O Globo
Volta do país da Idade Média para o
presente é uma boa notícia. Mas nenhum governo pode se contentar só em ‘não
ser’. Sem afirmação, cai
Um espírito ronda o governo Lula —
o espírito dos paradoxos. O fardo transforma-se em ativo. O campo fértil vira
brejo. A idiossincrasia petista robusteceu. Da experiência e moderação
esperadas, nasce um torvelinho de provocações. O que se desmancharia no ar — a
relação com autocracias mundiais — se solidifica. Sólido, o apoio dos Estados
Unidos e da Europa pode evaporar. A esperança acena à
precipitada decepção.
A nostalgia enganadora; arriscado é
regressar para onde se foi feliz. De 2003 a 2010, Lula e o Brasil viveram
tempos extraordinários. Vencida a eleição, o filho pródigo voltou à casa. Mas
nem ele nem o pai são os mesmos. Desapontamentos vêm a galope. Certo, é bobagem
desanimar: há mais de 1.300 dias pela frente. Mas não se pode negar o
surpreendente desperdício de oportunidades. O presidente cercou-se de
contradições.
A tragédia do legado de Jair Bolsonaro é do conhecimento de quem tem olhos de ver. A destruição de ontem exige, hoje, a rearticulação de políticas públicas. A fortuna tem ajudado Lula a transformar limões em limonada para o governo.
O Brasil saiu da truculência para a democracia;
da destruição ambiental à recomposição das relações internacionais. Da fila do
osso à assistência social, do desprezo aos direitos humanos à Justiça; da
desorganização dos orçamentos à concertação das finanças públicas. São
imperativos. Lula não é Bolsonaro, a alegada simetria revelou-se fake.

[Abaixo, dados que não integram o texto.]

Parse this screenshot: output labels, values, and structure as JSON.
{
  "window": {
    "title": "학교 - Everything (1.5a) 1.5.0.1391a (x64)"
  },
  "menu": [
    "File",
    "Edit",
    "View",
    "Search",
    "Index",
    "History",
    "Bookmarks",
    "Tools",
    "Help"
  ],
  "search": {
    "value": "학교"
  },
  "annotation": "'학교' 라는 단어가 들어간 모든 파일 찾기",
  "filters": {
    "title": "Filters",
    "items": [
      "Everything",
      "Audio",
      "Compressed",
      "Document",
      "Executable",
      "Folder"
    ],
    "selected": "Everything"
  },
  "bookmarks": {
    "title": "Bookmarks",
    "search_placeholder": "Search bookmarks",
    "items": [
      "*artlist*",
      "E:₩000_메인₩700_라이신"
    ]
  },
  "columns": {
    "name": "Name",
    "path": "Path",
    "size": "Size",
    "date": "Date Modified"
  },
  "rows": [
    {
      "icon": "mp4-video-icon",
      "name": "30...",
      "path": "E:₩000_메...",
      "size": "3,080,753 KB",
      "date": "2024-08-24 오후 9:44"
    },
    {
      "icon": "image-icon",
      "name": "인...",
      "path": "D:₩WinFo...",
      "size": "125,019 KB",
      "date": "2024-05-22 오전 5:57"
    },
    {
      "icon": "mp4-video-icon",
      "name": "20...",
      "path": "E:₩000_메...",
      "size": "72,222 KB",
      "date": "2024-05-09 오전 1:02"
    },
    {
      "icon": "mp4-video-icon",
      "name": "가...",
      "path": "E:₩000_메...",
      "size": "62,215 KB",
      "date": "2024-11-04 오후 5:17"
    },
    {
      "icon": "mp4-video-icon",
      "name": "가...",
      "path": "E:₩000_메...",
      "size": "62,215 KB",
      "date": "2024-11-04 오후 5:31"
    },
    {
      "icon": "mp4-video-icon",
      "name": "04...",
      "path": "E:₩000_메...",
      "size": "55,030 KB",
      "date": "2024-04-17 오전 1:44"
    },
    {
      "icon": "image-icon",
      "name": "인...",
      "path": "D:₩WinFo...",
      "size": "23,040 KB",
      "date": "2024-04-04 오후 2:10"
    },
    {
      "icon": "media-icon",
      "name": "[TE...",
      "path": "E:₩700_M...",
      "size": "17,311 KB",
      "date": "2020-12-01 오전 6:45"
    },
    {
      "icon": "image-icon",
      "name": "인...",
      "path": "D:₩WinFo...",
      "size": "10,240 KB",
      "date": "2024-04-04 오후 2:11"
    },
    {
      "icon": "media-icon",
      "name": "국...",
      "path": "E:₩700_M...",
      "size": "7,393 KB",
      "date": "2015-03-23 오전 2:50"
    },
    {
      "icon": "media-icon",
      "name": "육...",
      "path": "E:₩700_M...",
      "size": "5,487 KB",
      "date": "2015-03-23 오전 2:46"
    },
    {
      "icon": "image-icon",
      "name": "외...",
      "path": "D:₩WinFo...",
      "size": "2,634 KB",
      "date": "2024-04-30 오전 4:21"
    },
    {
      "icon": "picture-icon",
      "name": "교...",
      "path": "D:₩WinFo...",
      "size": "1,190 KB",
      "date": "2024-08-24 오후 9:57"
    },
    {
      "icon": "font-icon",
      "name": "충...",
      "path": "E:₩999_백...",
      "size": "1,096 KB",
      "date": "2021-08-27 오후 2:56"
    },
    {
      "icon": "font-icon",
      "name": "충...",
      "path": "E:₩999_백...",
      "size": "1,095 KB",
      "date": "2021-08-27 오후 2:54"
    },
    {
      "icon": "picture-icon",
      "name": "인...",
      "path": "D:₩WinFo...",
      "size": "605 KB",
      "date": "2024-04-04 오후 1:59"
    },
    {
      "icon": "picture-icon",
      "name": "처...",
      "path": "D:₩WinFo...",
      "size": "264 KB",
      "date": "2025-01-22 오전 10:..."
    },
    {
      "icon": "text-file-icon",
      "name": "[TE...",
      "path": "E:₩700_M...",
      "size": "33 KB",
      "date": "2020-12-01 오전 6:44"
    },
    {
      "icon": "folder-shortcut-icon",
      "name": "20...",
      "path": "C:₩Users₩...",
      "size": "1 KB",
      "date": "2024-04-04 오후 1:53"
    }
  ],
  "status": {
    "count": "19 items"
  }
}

Mas essa herança maldita verdadeira tem servido para justificar e proteger. Nos cem dias de mandato, comemorou-se — com maior entusiasmo — o adeus a Bolsonaro. O Brasil retorna de uma viagem à Idade Média, onde esteve cercado de brutos. Sua volta ao presente é uma boa notícia. Mas nenhum governo pode se contentar apenas em “não ser”. Sem afirmação, cai.